Broca’s Aphasia – Inability to speak caused by injury to the motor cortex of the brain. Patients are able to understand what is said to them but have difficulty forming words and sentences to respond. They can also have trouble with writing and have great difficulty reading and writing.
Conduction Aphasia – An injury or illness affecting the parts of the brain that relay information to and from the auditory and vocal cords, causing the patient to have great difficulty in speaking. Difficulty is experienced not only with spoken language but also in understanding it when heard.
Global Aphasia – Total loss of all language; reading, writing, speaking and understanding. This condition is very rare and is almost always caused by damage on both sides of the brain.

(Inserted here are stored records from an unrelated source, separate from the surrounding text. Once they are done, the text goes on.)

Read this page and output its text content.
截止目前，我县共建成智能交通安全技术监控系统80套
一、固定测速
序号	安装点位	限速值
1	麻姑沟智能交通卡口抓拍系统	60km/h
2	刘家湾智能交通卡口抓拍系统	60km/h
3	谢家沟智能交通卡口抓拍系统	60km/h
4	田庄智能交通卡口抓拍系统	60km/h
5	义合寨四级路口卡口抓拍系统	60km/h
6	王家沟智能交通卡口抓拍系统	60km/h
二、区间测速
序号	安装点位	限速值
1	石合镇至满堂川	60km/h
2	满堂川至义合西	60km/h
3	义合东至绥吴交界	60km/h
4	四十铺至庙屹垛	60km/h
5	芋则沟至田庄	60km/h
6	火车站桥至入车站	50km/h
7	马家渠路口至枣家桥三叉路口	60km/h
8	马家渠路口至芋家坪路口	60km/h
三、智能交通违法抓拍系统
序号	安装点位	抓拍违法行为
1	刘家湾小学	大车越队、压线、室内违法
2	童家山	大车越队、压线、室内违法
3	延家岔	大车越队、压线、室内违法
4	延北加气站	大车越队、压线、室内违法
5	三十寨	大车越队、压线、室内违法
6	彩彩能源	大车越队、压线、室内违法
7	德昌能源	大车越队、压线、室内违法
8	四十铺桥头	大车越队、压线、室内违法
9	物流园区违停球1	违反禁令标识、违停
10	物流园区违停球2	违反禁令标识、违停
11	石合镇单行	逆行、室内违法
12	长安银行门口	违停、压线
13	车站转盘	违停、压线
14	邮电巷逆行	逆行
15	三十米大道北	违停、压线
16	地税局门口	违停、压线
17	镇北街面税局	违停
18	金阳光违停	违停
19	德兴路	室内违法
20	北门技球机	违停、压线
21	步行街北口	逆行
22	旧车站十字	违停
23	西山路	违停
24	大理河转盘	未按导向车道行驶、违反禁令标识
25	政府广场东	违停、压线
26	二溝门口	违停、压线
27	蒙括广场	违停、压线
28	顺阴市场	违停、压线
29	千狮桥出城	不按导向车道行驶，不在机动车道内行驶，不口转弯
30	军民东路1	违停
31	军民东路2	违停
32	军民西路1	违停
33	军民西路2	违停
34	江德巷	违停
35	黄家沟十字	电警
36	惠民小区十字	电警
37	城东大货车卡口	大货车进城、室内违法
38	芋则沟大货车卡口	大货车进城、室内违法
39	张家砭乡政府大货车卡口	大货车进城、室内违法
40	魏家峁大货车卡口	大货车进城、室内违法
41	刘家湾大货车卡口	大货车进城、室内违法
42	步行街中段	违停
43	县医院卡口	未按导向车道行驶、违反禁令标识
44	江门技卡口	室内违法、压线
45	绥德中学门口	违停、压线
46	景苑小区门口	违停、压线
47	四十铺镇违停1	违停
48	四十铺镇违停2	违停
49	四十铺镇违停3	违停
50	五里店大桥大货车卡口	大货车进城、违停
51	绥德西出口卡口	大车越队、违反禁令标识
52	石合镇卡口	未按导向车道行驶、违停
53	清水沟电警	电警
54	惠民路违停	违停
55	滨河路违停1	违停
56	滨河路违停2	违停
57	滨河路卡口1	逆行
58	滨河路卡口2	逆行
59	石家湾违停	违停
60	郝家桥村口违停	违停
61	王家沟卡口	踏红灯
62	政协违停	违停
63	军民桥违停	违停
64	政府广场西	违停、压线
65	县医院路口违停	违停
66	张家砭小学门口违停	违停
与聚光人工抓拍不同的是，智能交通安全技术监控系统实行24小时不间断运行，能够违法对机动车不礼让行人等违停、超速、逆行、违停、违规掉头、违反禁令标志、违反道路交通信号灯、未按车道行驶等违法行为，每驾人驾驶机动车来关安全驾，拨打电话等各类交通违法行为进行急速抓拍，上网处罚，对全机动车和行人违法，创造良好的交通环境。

Mixed Aphasia – Combination of two or more types of aphasia, for example anomia with Broca’s aphasia.
Transcortical Aphasia – Similar to Wernicke’s aphasia in that the patient has great difficulty understanding and producing spoken and written language but can still write legible sentences, unlike Wernicke’s aphasia.
Wernicke’s Aphasia – Difficulty in producing spoken and written language. The patient makes up words or “grammarize” (inventing words or using incorrect homonyms in place of real words) when trying to speak or write. They also have difficulty understanding language and will have great difficulty with reading and writing.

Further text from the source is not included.